BALTIMORE — The man in charge of the Senate GOP's campaign arm thinks national security will help turn the tide in his party's favor in November.
National Republican Senatorial Committee Chairman Roger Wicker said in an interview with Roll Call at the annual Republican policy retreat that the "umbrella of security" and international unrest could help Republican incumbents in contested races.
"Whether it's border security, terrorism or the need for our military to be taken care of," Wicker said, the focus on threats "helps us everywhere whether it's the Northeast or the Southwest."
The GOP can only afford to lose three or four Senate seats — depending on which party wins the presidential election — if it wants to hold on to the majority in 2017, and the NRSC faces a challenging map.
In the Northeast, Sen. Kelly Ayotte, R-N.H., has been among the loudest voices against President Barack Obama's intent to close the detention facility at Guantánamo Bay, Cuba, recently joining with South Carolina Republican Sen. Lindsey Graham to request an Armed Services hearing on the policy.

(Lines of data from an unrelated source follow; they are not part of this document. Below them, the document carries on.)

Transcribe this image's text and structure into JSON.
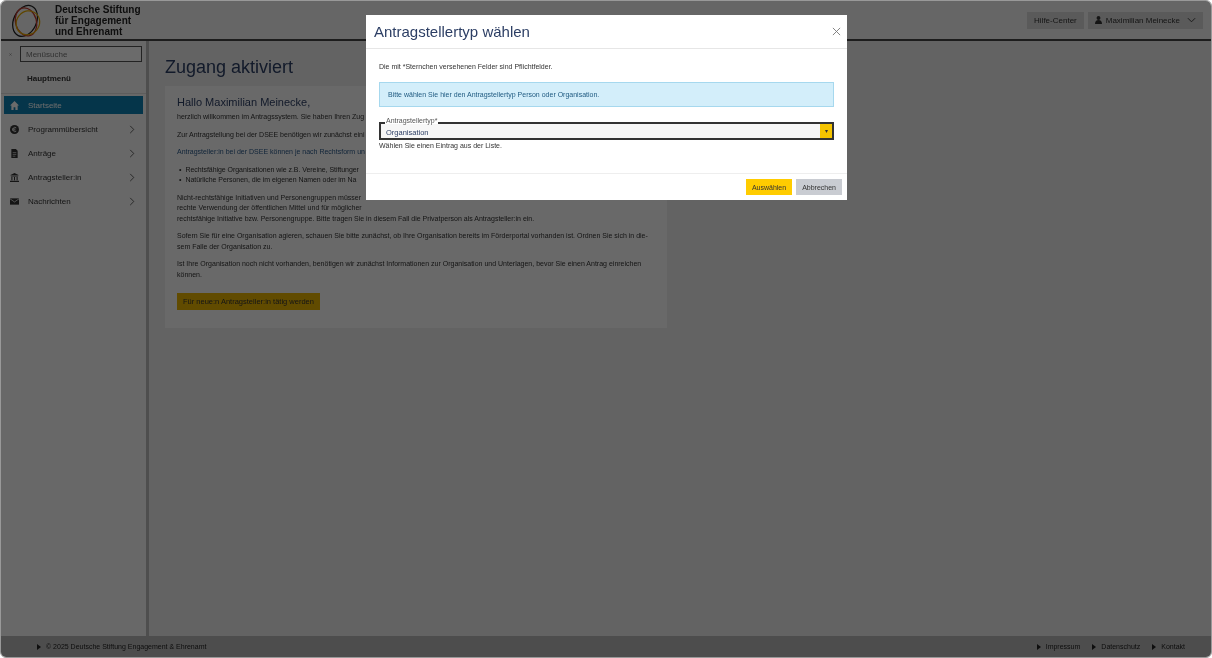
{
  "header": {
    "logo_lines": [
      "Deutsche Stiftung",
      "für Engagement",
      "und Ehrenamt"
    ],
    "help_button": "Hilfe-Center",
    "user_menu": "Maximilian Meinecke"
  },
  "sidebar": {
    "search": {
      "placeholder": "Menüsuche"
    },
    "heading": "Hauptmenü",
    "items": [
      {
        "label": "Startseite",
        "selected": true,
        "expandable": false
      },
      {
        "label": "Programmübersicht",
        "selected": false,
        "expandable": true
      },
      {
        "label": "Anträge",
        "selected": false,
        "expandable": true
      },
      {
        "label": "Antragsteller:in",
        "selected": false,
        "expandable": true
      },
      {
        "label": "Nachrichten",
        "selected": false,
        "expandable": true
      }
    ]
  },
  "page": {
    "title": "Zugang aktiviert",
    "greeting": "Hallo Maximilian Meinecke,",
    "blocks": [
      {
        "kind": "text",
        "lines": [
          "herzlich willkommen im Antragssystem. Sie haben Ihren Zug"
        ]
      },
      {
        "kind": "text",
        "lines": [
          "Zur Antragstellung bei der DSEE benötigen wir zunächst eini"
        ]
      },
      {
        "kind": "note",
        "lines": [
          "Antragsteller:in bei der DSEE können je nach Rechtsform un"
        ]
      },
      {
        "kind": "list",
        "marker": "•",
        "lines": [
          "Rechtsfähige Organisationen wie z.B. Vereine, Stiftunger",
          "Natürliche Personen, die im eigenen Namen oder im Na"
        ]
      },
      {
        "kind": "text",
        "lines": [
          "Nicht-rechtsfähige Initiativen und Personengruppen müsser",
          "rechte Verwendung der öffentlichen Mittel und für möglicher",
          "rechtsfähige Initiative bzw. Personengruppe. Bitte tragen Sie in diesem Fall die Privatperson als Antragsteller:in ein."
        ]
      },
      {
        "kind": "text",
        "lines": [
          "Sofern Sie für eine Organisation agieren, schauen Sie bitte zunächst, ob Ihre Organisation bereits im Förderportal vorhanden ist. Ordnen Sie sich in die-",
          "sem Falle der Organisation zu."
        ]
      },
      {
        "kind": "text",
        "lines": [
          "Ist Ihre Organisation noch nicht vorhanden, benötigen wir zunächst Informationen zur Organisation und Unterlagen, bevor Sie einen Antrag einreichen",
          "können."
        ]
      }
    ],
    "action_button": "Für neue:n Antragsteller:in tätig werden"
  },
  "footer": {
    "copyright": "© 2025 Deutsche Stiftung Engagement & Ehrenamt",
    "links": [
      "Impressum",
      "Datenschutz",
      "Kontakt"
    ]
  },
  "dialog": {
    "title": "Antragstellertyp wählen",
    "required_note": "Die mit *Sternchen versehenen Felder sind Pflichtfelder.",
    "info": "Bitte wählen Sie hier den Antragstellertyp Person oder Organisation.",
    "field": {
      "label": "Antragstellertyp*",
      "value": "Organisation",
      "hint": "Wählen Sie einen Eintrag aus der Liste."
    },
    "buttons": [
      {
        "label": "Auswählen",
        "kind": "primary"
      },
      {
        "label": "Abbrechen",
        "kind": "secondary"
      }
    ]
  }
}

Their frequent ally, John McCain, the chairman of the Armed Services panel, told Roll Call Thursday that he would schedule that hearing for a date in the coming weeks. But the Arizonan, who himself is in the middle of a contested 2016 campaign, said the Obama administration's ongoing transfer of detainees and work without Congress is not helpful to getting any plan adopted on Capitol Hill.
"We still haven't gotten a plan, which they promised, and they continue to act in their imperial way, which does nothing but poison relations and harm the ability of passage of a plan even if they had one," McCain said.
Senate Majority Leader Mitch McConnell, R-Ky., said earlier in the week he hoped Republicans would be able to help make sure the prison stays open through Obama's departure from office, a point Wicker echoed Thursday, highlighting the disagreement with Obama.
"It struck me the other night that the president has a soft spot almost about Guantánamo," Wicker said. "He was up there talking about as the president of the United States we've been killing so and so, we're killing them right and left. He all but said that. I think he did say that."
Asked also about the political effects of the debate over a new Authorization for Use of Military Force against Islamic State, Wicker said anything like what Obama has requested would be a "non-starter."
"He already has more power than he's willing to accept under a new authorization. That's the problem. He's got the authorization," Wicker said. "He wants one that ties the hand of the next Republican president. It's without dispute."
"I don't know that either one of those things are going to ... carry any states or lose any states," Wicker said of Guantánamo and the long-stalled AUMF debate. But after being reminded of the emergence of Ebola as a political issue in 2014 in states such as North Carolina, Wicker said that we may not yet know what foreign policy questions may be relevant by November.
"That was an interesting issue," Wicker said. "I would submit you Paul LePage is governor of Maine again because of Ebola. So, who knows what will arise."